One woman mentioned the role her mother had played. '"She used to tell stories of long ago. She had lots to tell about. These of course, were all Indian legends and we were told to respect the elders and not to make fools of ourselves." Another said this about her parents. "They said don't drink and don't smoke. Don't do anything wrong and look at the elders and respect them. If they have any ceremonies, join in with them.
One of the saddest and yet truest matters brought up was the role liquor has played in many lives. "But today it is the liquor that is ruining the life of the people and even my son and grandchildren don't listen to us."
One woman stated that she had drank but had stopped. "When I see some of the girls drinking, I feel sorry for them. I know liquor Isn't any good. On Saturday that is when everything starts and they don't even consider the next day. I feel a lot better now that I don't drink and I don't need any liquor."

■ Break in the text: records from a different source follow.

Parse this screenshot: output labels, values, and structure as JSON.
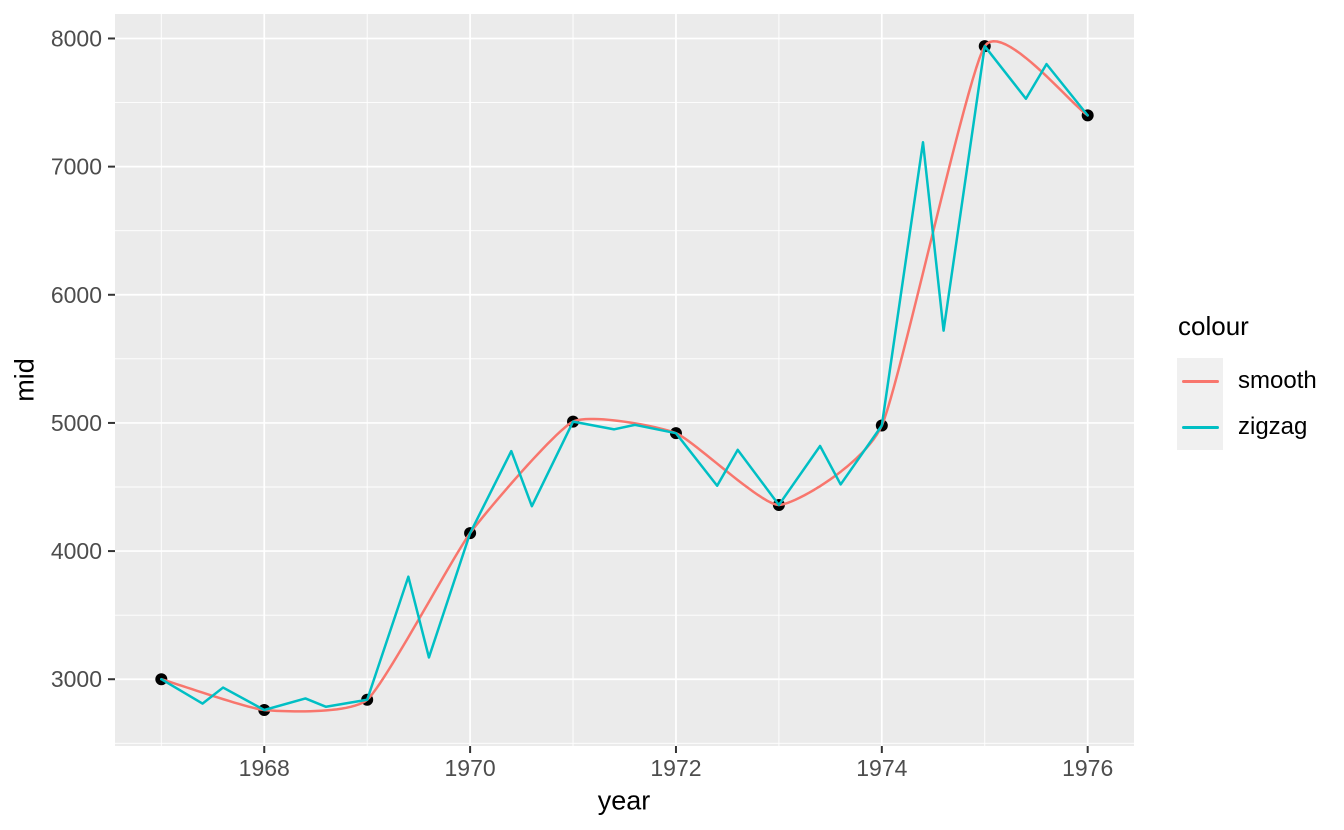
{
  "chart_data": {
    "type": "line",
    "xlabel": "year",
    "ylabel": "mid",
    "xlim": [
      1966.55,
      1976.45
    ],
    "ylim": [
      2479,
      8191
    ],
    "x_major_ticks": [
      1968,
      1970,
      1972,
      1974,
      1976
    ],
    "x_minor_ticks": [
      1967,
      1969,
      1971,
      1973,
      1975
    ],
    "y_major_ticks": [
      3000,
      4000,
      5000,
      6000,
      7000,
      8000
    ],
    "y_minor_ticks": [
      2500,
      3500,
      4500,
      5500,
      6500,
      7500
    ],
    "grid": "on",
    "panel_background": "#EBEBEB",
    "grid_color": "#FFFFFF",
    "axis_text_color": "#4D4D4D",
    "axis_title_color": "#000000",
    "tick_mark_color": "#333333",
    "legend": {
      "title": "colour",
      "position": "right",
      "key_fill": "#F0F0F0",
      "entries": [
        {
          "label": "smooth",
          "color": "#F8766D"
        },
        {
          "label": "zigzag",
          "color": "#00BFC4"
        }
      ]
    },
    "points": {
      "name": "yearly-points",
      "color": "#000000",
      "data": [
        [
          1967,
          3000
        ],
        [
          1968,
          2760
        ],
        [
          1969,
          2840
        ],
        [
          1970,
          4140
        ],
        [
          1971,
          5010
        ],
        [
          1972,
          4920
        ],
        [
          1973,
          4360
        ],
        [
          1974,
          4980
        ],
        [
          1975,
          7940
        ],
        [
          1976,
          7400
        ]
      ]
    },
    "series": [
      {
        "name": "smooth",
        "color": "#F8766D",
        "curve": "spline",
        "points": [
          [
            1967,
            3000
          ],
          [
            1968,
            2760
          ],
          [
            1969,
            2840
          ],
          [
            1970,
            4140
          ],
          [
            1971,
            5010
          ],
          [
            1972,
            4920
          ],
          [
            1973,
            4360
          ],
          [
            1974,
            4980
          ],
          [
            1975,
            7940
          ],
          [
            1976,
            7400
          ]
        ]
      },
      {
        "name": "zigzag",
        "color": "#00BFC4",
        "curve": "linear",
        "points": [
          [
            1967.0,
            3000
          ],
          [
            1967.4,
            2810
          ],
          [
            1967.6,
            2935
          ],
          [
            1968.0,
            2760
          ],
          [
            1968.4,
            2850
          ],
          [
            1968.6,
            2785
          ],
          [
            1969.0,
            2840
          ],
          [
            1969.4,
            3800
          ],
          [
            1969.6,
            3170
          ],
          [
            1970.0,
            4140
          ],
          [
            1970.4,
            4780
          ],
          [
            1970.6,
            4350
          ],
          [
            1971.0,
            5010
          ],
          [
            1971.4,
            4950
          ],
          [
            1971.6,
            4985
          ],
          [
            1972.0,
            4920
          ],
          [
            1972.4,
            4510
          ],
          [
            1972.6,
            4790
          ],
          [
            1973.0,
            4360
          ],
          [
            1973.4,
            4820
          ],
          [
            1973.6,
            4520
          ],
          [
            1974.0,
            4980
          ],
          [
            1974.4,
            7190
          ],
          [
            1974.6,
            5720
          ],
          [
            1975.0,
            7940
          ],
          [
            1975.4,
            7530
          ],
          [
            1975.6,
            7800
          ],
          [
            1976.0,
            7400
          ]
        ]
      }
    ]
  }
}
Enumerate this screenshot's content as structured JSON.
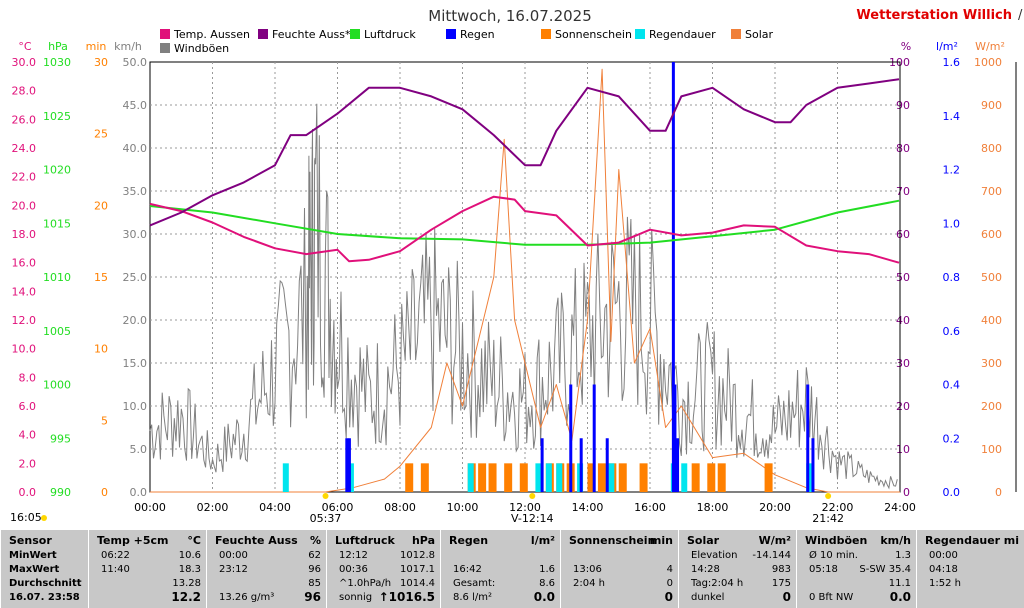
{
  "header": {
    "title": "Mittwoch, 16.07.2025",
    "station": "Wetterstation Willich"
  },
  "legend": [
    {
      "label": "Temp. Aussen",
      "color": "#e0107a"
    },
    {
      "label": "Feuchte Auss*",
      "color": "#800080"
    },
    {
      "label": "Luftdruck",
      "color": "#22dd22"
    },
    {
      "label": "Regen",
      "color": "#0000ff"
    },
    {
      "label": "Sonnenschein",
      "color": "#ff8000"
    },
    {
      "label": "Regendauer",
      "color": "#00e5ee"
    },
    {
      "label": "Solar",
      "color": "#f0803a"
    },
    {
      "label": "Windböen",
      "color": "#808080"
    }
  ],
  "axes": {
    "temp": {
      "unit": "°C",
      "color": "#e0107a",
      "ticks": [
        "30.0",
        "28.0",
        "26.0",
        "24.0",
        "22.0",
        "20.0",
        "18.0",
        "16.0",
        "14.0",
        "12.0",
        "10.0",
        "8.0",
        "6.0",
        "4.0",
        "2.0",
        "0.0"
      ]
    },
    "pressure": {
      "unit": "hPa",
      "color": "#22dd22",
      "ticks": [
        "1030",
        "1025",
        "1020",
        "1015",
        "1010",
        "1005",
        "1000",
        "995",
        "990"
      ]
    },
    "minutes": {
      "unit": "min",
      "color": "#ff8000",
      "ticks": [
        "30",
        "25",
        "20",
        "15",
        "10",
        "5",
        "0"
      ]
    },
    "wind": {
      "unit": "km/h",
      "color": "#808080",
      "ticks": [
        "50.0",
        "45.0",
        "40.0",
        "35.0",
        "30.0",
        "25.0",
        "20.0",
        "15.0",
        "10.0",
        "5.0",
        "0.0"
      ]
    },
    "humidity": {
      "unit": "%",
      "color": "#800080",
      "ticks": [
        "100",
        "90",
        "80",
        "70",
        "60",
        "50",
        "40",
        "30",
        "20",
        "10",
        "0"
      ]
    },
    "rain": {
      "unit": "l/m²",
      "color": "#0000ff",
      "ticks": [
        "1.6",
        "1.4",
        "1.2",
        "1.0",
        "0.8",
        "0.6",
        "0.4",
        "0.2",
        "0.0"
      ]
    },
    "solar": {
      "unit": "W/m²",
      "color": "#f0803a",
      "ticks": [
        "1000",
        "900",
        "800",
        "700",
        "600",
        "500",
        "400",
        "300",
        "200",
        "100",
        "0"
      ]
    },
    "time_ticks": [
      "00:00",
      "02:00",
      "04:00",
      "06:00",
      "08:00",
      "10:00",
      "12:00",
      "14:00",
      "16:00",
      "18:00",
      "20:00",
      "22:00",
      "24:00"
    ]
  },
  "sun_markers": {
    "left_label": "16:05",
    "sunrise": "05:37",
    "noon": "12:14",
    "sunset": "21:42"
  },
  "chart_data": {
    "type": "line",
    "title": "Mittwoch, 16.07.2025",
    "x_range": [
      "00:00",
      "24:00"
    ],
    "series": [
      {
        "name": "Temp. Aussen",
        "unit": "°C",
        "range": [
          0,
          30
        ],
        "x": [
          "00:00",
          "01:00",
          "02:00",
          "03:00",
          "04:00",
          "05:00",
          "06:00",
          "06:22",
          "07:00",
          "08:00",
          "09:00",
          "10:00",
          "11:00",
          "11:40",
          "12:00",
          "13:00",
          "14:00",
          "15:00",
          "16:00",
          "17:00",
          "18:00",
          "19:00",
          "20:00",
          "21:00",
          "22:00",
          "23:00",
          "23:58"
        ],
        "y": [
          20.1,
          19.6,
          18.8,
          17.8,
          17.0,
          16.6,
          16.9,
          16.1,
          16.2,
          16.8,
          18.3,
          19.6,
          20.6,
          20.4,
          19.6,
          19.3,
          17.2,
          17.4,
          18.3,
          17.9,
          18.1,
          18.6,
          18.5,
          17.2,
          16.8,
          16.6,
          16.0
        ]
      },
      {
        "name": "Feuchte Auss*",
        "unit": "%",
        "range": [
          0,
          100
        ],
        "x": [
          "00:00",
          "01:00",
          "02:00",
          "03:00",
          "04:00",
          "04:30",
          "05:00",
          "06:00",
          "07:00",
          "08:00",
          "09:00",
          "10:00",
          "11:00",
          "12:00",
          "12:30",
          "13:00",
          "14:00",
          "15:00",
          "16:00",
          "16:30",
          "17:00",
          "18:00",
          "19:00",
          "20:00",
          "20:30",
          "21:00",
          "22:00",
          "23:00",
          "23:58"
        ],
        "y": [
          62,
          65,
          69,
          72,
          76,
          83,
          83,
          88,
          94,
          94,
          92,
          89,
          83,
          76,
          76,
          84,
          94,
          92,
          84,
          84,
          92,
          94,
          89,
          86,
          86,
          90,
          94,
          95,
          96
        ]
      },
      {
        "name": "Luftdruck",
        "unit": "hPa",
        "range": [
          990,
          1030
        ],
        "x": [
          "00:00",
          "02:00",
          "04:00",
          "06:00",
          "08:00",
          "10:00",
          "12:00",
          "14:00",
          "16:00",
          "18:00",
          "20:00",
          "22:00",
          "23:58"
        ],
        "y": [
          1016.6,
          1016.0,
          1015.0,
          1014.0,
          1013.6,
          1013.5,
          1013.0,
          1013.0,
          1013.2,
          1013.8,
          1014.4,
          1016.0,
          1017.1
        ]
      },
      {
        "name": "Regen",
        "unit": "l/m²",
        "range": [
          0,
          1.6
        ],
        "x": [
          "06:15",
          "06:20",
          "12:30",
          "13:25",
          "13:45",
          "14:10",
          "14:35",
          "16:42",
          "16:45",
          "16:50",
          "21:00",
          "21:10"
        ],
        "y": [
          0.2,
          0.2,
          0.2,
          0.4,
          0.2,
          0.4,
          0.2,
          1.6,
          0.4,
          0.2,
          0.4,
          0.2
        ]
      },
      {
        "name": "Sonnenschein",
        "unit": "min",
        "range": [
          0,
          30
        ],
        "x": [
          "08:10",
          "08:40",
          "10:10",
          "10:30",
          "10:50",
          "11:20",
          "11:50",
          "12:40",
          "13:00",
          "13:20",
          "14:00",
          "14:20",
          "14:40",
          "15:00",
          "15:40",
          "17:20",
          "17:50",
          "18:10",
          "19:40"
        ],
        "y": [
          2,
          2,
          2,
          2,
          2,
          2,
          2,
          2,
          2,
          2,
          2,
          2,
          2,
          2,
          2,
          2,
          2,
          2,
          2
        ]
      },
      {
        "name": "Regendauer",
        "unit": "min",
        "range": [
          0,
          30
        ],
        "x": [
          "04:15",
          "06:20",
          "10:10",
          "12:20",
          "12:40",
          "13:00",
          "13:40",
          "14:40",
          "16:40",
          "17:00",
          "21:00"
        ],
        "y": [
          2,
          2,
          2,
          2,
          2,
          2,
          2,
          2,
          2,
          2,
          2
        ]
      },
      {
        "name": "Solar",
        "unit": "W/m²",
        "range": [
          0,
          1000
        ],
        "x": [
          "00:00",
          "05:37",
          "06:30",
          "07:30",
          "08:00",
          "09:00",
          "09:30",
          "10:00",
          "11:00",
          "11:20",
          "11:40",
          "12:00",
          "12:30",
          "13:00",
          "13:30",
          "14:00",
          "14:28",
          "14:45",
          "15:00",
          "15:30",
          "16:00",
          "16:30",
          "17:00",
          "18:00",
          "19:00",
          "20:00",
          "21:00",
          "21:42",
          "22:00",
          "24:00"
        ],
        "y": [
          0,
          0,
          10,
          30,
          60,
          150,
          300,
          200,
          500,
          820,
          400,
          300,
          150,
          250,
          120,
          400,
          983,
          350,
          750,
          300,
          380,
          150,
          200,
          80,
          90,
          40,
          10,
          0,
          0,
          0
        ]
      },
      {
        "name": "Windböen",
        "unit": "km/h",
        "range": [
          0,
          50
        ],
        "x": [
          "00:00",
          "01:00",
          "02:00",
          "03:00",
          "04:00",
          "05:00",
          "05:18",
          "06:00",
          "07:00",
          "08:00",
          "09:00",
          "10:00",
          "11:00",
          "12:00",
          "13:00",
          "14:00",
          "15:00",
          "16:00",
          "17:00",
          "18:00",
          "19:00",
          "20:00",
          "21:00",
          "22:00",
          "23:00",
          "23:58"
        ],
        "y": [
          8,
          10,
          4,
          8,
          16,
          24,
          35.4,
          20,
          12,
          16,
          22,
          18,
          14,
          12,
          16,
          20,
          24,
          22,
          12,
          14,
          10,
          8,
          12,
          4,
          2,
          1
        ]
      }
    ]
  },
  "table": {
    "columns": [
      {
        "header": "Sensor",
        "unit": "",
        "rows": [
          "MinWert",
          "MaxWert",
          "Durchschnitt",
          "16.07. 23:58"
        ]
      },
      {
        "header": "Temp +5cm",
        "unit": "°C",
        "rows": [
          [
            "06:22",
            "10.6"
          ],
          [
            "11:40",
            "18.3"
          ],
          [
            "",
            "13.28"
          ],
          [
            "",
            "12.2"
          ]
        ]
      },
      {
        "header": "Feuchte Auss",
        "unit": "%",
        "rows": [
          [
            "00:00",
            "62"
          ],
          [
            "23:12",
            "96"
          ],
          [
            "",
            "85"
          ],
          [
            "13.26 g/m³",
            "96"
          ]
        ]
      },
      {
        "header": "Luftdruck",
        "unit": "hPa",
        "rows": [
          [
            "12:12",
            "1012.8"
          ],
          [
            "00:36",
            "1017.1"
          ],
          [
            "^1.0hPa/h",
            "1014.4"
          ],
          [
            "sonnig",
            "↑1016.5"
          ]
        ]
      },
      {
        "header": "Regen",
        "unit": "l/m²",
        "rows": [
          [
            "",
            ""
          ],
          [
            "16:42",
            "1.6"
          ],
          [
            "Gesamt:",
            "8.6"
          ],
          [
            "8.6 l/m²",
            "0.0"
          ]
        ]
      },
      {
        "header": "Sonnenschein",
        "unit": "min",
        "rows": [
          [
            "",
            ""
          ],
          [
            "13:06",
            "4"
          ],
          [
            "2:04 h",
            "0"
          ],
          [
            "",
            "0"
          ]
        ]
      },
      {
        "header": "Solar",
        "unit": "W/m²",
        "rows": [
          [
            "Elevation",
            "-14.144"
          ],
          [
            "14:28",
            "983"
          ],
          [
            "Tag:2:04 h",
            "175"
          ],
          [
            "dunkel",
            "0"
          ]
        ]
      },
      {
        "header": "Windböen",
        "unit": "km/h",
        "rows": [
          [
            "Ø 10 min.",
            "1.3"
          ],
          [
            "05:18",
            "S-SW 35.4"
          ],
          [
            "",
            "11.1"
          ],
          [
            "0 Bft NW",
            "0.0"
          ]
        ]
      },
      {
        "header": "Regendauer",
        "unit": "mi",
        "rows": [
          [
            "00:00",
            ""
          ],
          [
            "04:18",
            ""
          ],
          [
            "1:52 h",
            ""
          ],
          [
            "",
            ""
          ]
        ]
      }
    ]
  }
}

The women had a religious ceremony that consisted of prayer and purification of the home with sweetgrass. "Now every morning I burn sweetgrass and also we all pray together in my family."
Many women felt that this belief in the traditional Indian religion was very important and that the young people should have instruction from elders. "Today the young people, they don't listen. They never have any elders to lecture them." and "I'm hoping that someday we will go back to the Indian beliefs and whatever we were given by the Almighty."
Although the traditional role of the woman may have been in the home, the Indian women received the respect and love that was due. They conducted themselves and performed their duties with a dignity that can still be seen in many of our grandmothers.